Derek squinted. He raised his com and mentioned to the
driver that they needed Band-Aids on the plane. Derek figured it was a tactical
decision. This guy couldn’t run if he could barely walk and who knows what
might happen.
“That was real decent of you dude. Crazy day huh?”
It began to rain a little and Derek tried to stay focused.
He had baby-sat some really difficult clients before. Diplomats, and dignitaries,
royalty (though they often had they own teams) and he was certainly not his
worst client. He did as he was told. Didn’t talk too much or pretend he wasn’t
there. He didn’t argue and he wasn’t drunk.
They were stopped at traffic lights and Derek got this
feeling. A prickle, something.
“Put your shoes on.”
He said it slowly and deliberately. The professor gave him a
questioning look but he caught Derek’s tone and bent forward just in time to
avoid the spray of bullets.
“Move, move, move. Shots fired. Repeat: shots fired.”
The car jolted into action as the professor ran his hand
over the imprint the bullets had caused in the armoured glass.
“Get down. Keep down!”
The professor retreated hurriedly tying his shoes. As Derek
barked into his coms. He was a team down, and the coms were being buzzed. The car sped down the wet road and the grey of
urban dusk. They weren’t far from the air strip. They weren’t far from a safe
house either. Derek motioned to the driver. Safe house was an easier place to
control the variables.
The impact of the truck was sudden. Everything seemed to
slow down as the world span, glass and light seem fractured. Then blackness.

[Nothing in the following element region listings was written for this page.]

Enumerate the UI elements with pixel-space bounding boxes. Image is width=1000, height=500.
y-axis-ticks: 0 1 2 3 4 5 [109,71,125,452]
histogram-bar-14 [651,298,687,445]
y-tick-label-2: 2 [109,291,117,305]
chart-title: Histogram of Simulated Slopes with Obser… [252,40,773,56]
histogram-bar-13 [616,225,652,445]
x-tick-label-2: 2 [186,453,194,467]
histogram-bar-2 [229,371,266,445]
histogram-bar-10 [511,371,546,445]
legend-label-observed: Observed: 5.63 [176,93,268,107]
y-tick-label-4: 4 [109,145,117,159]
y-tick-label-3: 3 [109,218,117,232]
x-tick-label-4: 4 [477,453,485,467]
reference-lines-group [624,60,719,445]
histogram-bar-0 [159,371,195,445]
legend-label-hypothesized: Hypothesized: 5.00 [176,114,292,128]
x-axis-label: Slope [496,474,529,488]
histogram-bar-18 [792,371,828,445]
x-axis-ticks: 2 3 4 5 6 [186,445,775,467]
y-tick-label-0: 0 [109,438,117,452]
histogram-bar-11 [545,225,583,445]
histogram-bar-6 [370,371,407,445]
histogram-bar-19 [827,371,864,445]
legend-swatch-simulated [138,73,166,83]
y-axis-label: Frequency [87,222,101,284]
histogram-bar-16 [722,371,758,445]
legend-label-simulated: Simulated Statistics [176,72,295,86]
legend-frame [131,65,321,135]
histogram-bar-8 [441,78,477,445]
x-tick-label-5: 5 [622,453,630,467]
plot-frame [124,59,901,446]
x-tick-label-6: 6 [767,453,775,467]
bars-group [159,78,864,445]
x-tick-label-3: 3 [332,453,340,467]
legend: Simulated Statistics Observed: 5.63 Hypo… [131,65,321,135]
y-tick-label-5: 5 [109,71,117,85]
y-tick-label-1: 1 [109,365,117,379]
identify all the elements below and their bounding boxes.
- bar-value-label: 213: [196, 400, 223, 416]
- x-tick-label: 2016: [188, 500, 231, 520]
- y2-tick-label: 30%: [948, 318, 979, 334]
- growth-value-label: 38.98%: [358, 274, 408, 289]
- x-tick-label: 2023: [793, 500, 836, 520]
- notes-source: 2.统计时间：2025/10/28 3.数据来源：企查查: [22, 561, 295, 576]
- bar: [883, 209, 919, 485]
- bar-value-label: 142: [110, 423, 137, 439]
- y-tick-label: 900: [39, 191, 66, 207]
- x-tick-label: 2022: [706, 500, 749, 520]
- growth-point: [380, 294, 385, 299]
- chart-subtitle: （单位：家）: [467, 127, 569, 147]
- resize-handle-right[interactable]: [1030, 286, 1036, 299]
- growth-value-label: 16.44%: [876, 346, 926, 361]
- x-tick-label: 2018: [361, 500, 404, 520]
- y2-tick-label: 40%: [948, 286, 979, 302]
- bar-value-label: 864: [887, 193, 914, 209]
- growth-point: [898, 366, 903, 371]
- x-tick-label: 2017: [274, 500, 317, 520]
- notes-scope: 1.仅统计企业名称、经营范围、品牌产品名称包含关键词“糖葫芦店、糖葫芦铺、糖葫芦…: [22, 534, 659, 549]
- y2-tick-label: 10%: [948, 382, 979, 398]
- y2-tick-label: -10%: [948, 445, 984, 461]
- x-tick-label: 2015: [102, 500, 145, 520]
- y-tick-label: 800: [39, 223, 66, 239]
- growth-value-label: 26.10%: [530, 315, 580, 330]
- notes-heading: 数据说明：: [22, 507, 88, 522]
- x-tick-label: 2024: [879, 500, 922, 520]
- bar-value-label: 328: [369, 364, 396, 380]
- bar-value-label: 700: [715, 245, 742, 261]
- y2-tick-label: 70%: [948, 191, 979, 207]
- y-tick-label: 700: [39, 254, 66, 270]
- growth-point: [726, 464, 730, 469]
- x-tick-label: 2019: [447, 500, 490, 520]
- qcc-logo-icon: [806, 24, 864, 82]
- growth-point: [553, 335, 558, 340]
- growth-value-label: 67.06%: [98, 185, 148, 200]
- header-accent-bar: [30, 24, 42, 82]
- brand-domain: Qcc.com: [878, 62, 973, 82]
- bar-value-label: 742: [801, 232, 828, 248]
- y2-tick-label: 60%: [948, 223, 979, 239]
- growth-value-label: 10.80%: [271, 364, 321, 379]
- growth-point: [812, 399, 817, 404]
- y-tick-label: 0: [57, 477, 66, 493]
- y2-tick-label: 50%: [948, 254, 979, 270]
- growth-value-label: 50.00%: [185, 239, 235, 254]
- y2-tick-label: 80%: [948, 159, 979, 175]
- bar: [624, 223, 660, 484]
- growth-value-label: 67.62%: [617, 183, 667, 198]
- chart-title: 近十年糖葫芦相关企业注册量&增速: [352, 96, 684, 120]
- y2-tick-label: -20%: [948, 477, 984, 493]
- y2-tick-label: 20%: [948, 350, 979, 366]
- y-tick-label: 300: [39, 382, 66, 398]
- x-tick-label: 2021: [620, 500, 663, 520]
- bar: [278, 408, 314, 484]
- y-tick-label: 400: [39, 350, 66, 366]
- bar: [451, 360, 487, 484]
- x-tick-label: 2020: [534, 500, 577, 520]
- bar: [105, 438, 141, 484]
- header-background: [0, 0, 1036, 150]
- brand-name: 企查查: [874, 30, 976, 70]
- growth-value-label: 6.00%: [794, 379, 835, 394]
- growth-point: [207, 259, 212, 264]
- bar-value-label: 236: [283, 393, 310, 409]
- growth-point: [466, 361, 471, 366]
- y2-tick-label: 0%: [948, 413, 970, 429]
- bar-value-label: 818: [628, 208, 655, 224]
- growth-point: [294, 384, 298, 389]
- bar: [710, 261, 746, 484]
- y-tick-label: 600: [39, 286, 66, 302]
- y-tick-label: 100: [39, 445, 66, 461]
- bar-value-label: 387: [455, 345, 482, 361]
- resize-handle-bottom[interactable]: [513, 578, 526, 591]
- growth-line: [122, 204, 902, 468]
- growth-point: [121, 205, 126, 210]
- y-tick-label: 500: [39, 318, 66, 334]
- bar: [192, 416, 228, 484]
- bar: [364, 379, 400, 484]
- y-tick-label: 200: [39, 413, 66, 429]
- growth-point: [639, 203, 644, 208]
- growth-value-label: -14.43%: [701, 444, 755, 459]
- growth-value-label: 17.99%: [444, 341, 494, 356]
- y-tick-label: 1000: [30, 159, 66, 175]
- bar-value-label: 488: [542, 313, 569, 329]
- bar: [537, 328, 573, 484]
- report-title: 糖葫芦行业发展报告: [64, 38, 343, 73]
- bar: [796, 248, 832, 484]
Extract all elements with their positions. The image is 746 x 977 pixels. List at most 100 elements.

The door was being prized open by someone dressed as fire-fighter. Derek could
see the gun. Yet he was too groggy. His head was bleeding.
He checked over at the professor. Working on his words
carefully.
“Professor, when that door open, I’m going to shot that man.

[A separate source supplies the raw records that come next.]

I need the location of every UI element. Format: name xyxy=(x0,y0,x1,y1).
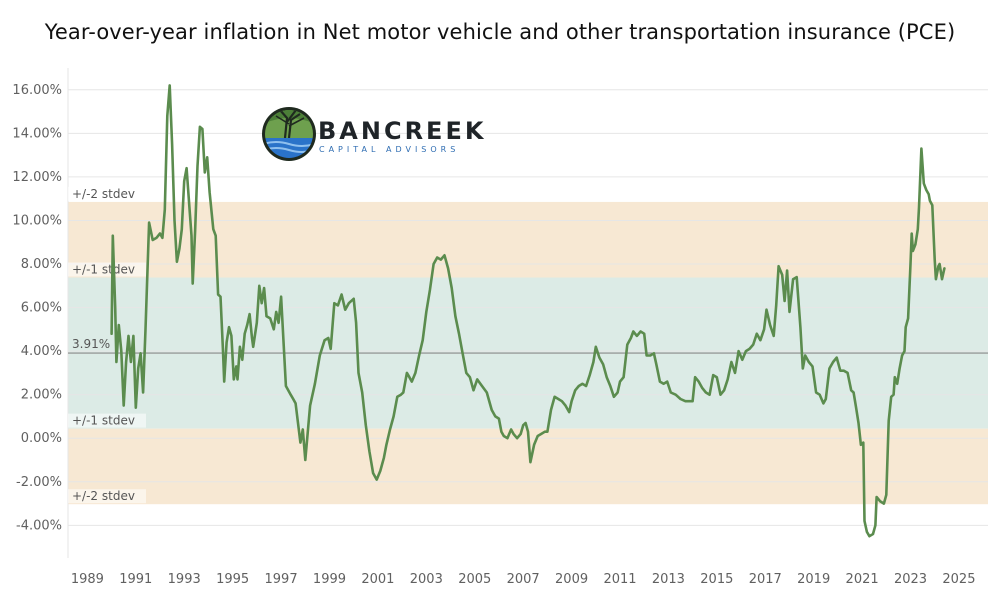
x-tick-label: 2019 xyxy=(797,572,830,587)
y-tick-label: -2.00% xyxy=(16,475,62,490)
series-group xyxy=(110,84,946,538)
band-label-plus2: +/-2 stdev xyxy=(72,187,135,201)
band-label-minus2: +/-2 stdev xyxy=(72,489,135,503)
band-label-bg xyxy=(68,489,146,504)
gridlines xyxy=(67,68,988,558)
tree-river-logo-icon xyxy=(262,107,316,161)
x-tick-label: 2023 xyxy=(894,572,927,587)
x-tick-label: 2003 xyxy=(410,572,443,587)
x-tick-label: 2025 xyxy=(942,572,975,587)
x-tick-label: 2005 xyxy=(458,572,491,587)
band-label-minus1: +/-1 stdev xyxy=(72,414,135,428)
y-tick-label: 4.00% xyxy=(21,344,62,359)
band-label-plus1: +/-1 stdev xyxy=(72,263,135,277)
y-tick-label: 12.00% xyxy=(12,170,62,185)
series-line-0 xyxy=(110,84,946,538)
x-tick-label: 2021 xyxy=(846,572,879,587)
y-tick-labels: -4.00% -2.00% 0.00% 2.00% 4.00% 6.00% 8.00% 10.… xyxy=(12,83,62,534)
mean-label: 3.91% xyxy=(72,337,110,351)
y-tick-label: -4.00% xyxy=(16,518,62,533)
band-label-bg xyxy=(68,262,146,277)
y-tick-label: 0.00% xyxy=(21,431,62,446)
x-tick-label: 1995 xyxy=(216,572,249,587)
x-tick-label: 2017 xyxy=(749,572,782,587)
x-tick-label: 2001 xyxy=(361,572,394,587)
x-tick-label: 2009 xyxy=(555,572,588,587)
y-tick-label: 16.00% xyxy=(12,83,62,98)
y-tick-label: 8.00% xyxy=(21,257,62,272)
logo-name: BANCREEK xyxy=(318,117,486,145)
x-tick-label: 1999 xyxy=(313,572,346,587)
y-tick-label: 10.00% xyxy=(12,213,62,228)
bancreek-logo: BANCREEK CAPITAL ADVISORS xyxy=(262,107,486,161)
band-label-bg xyxy=(68,413,146,428)
x-tick-label: 1991 xyxy=(119,572,152,587)
x-tick-label: 1997 xyxy=(265,572,298,587)
x-tick-label: 2015 xyxy=(700,572,733,587)
x-tick-label: 2007 xyxy=(507,572,540,587)
stdev-band-labels: +/-2 stdev +/-1 stdev +/-1 stdev +/-2 stdev xyxy=(68,186,146,504)
y-tick-label: 6.00% xyxy=(21,301,62,316)
band-upper-2sd xyxy=(68,201,988,278)
mean-line-group: 3.91% xyxy=(68,337,988,354)
x-tick-label: 2013 xyxy=(652,572,685,587)
logo-tagline: CAPITAL ADVISORS xyxy=(319,145,459,154)
y-tick-label: 2.00% xyxy=(21,388,62,403)
x-tick-labels: 1989 1991 1993 1995 1997 1999 2001 2003 2005 2007… xyxy=(71,572,976,587)
band-label-bg xyxy=(68,186,146,201)
y-tick-label: 14.00% xyxy=(12,126,62,141)
chart-title: Year-over-year inflation in Net motor ve… xyxy=(44,20,956,44)
x-tick-label: 2011 xyxy=(603,572,636,587)
x-tick-label: 1989 xyxy=(71,572,104,587)
x-tick-label: 1993 xyxy=(168,572,201,587)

You have to run, do you understand, you have to run.”
The professor was silent and grey but nodded. The professor
took out a pen and wrote something on it, leaning forward and slipped it into Derek’s
pocket.
As soon as there was a chink of light Derek fired. The fake
fire-fighter fell and the professor pushed against the door stumbling out into
the street. The professor ran and ran. Derek did what he was trained for.
Back up arrived. Then an ambulance. He reached into his
pocket. It said.
52 hertz. Follow the signal. They are coming.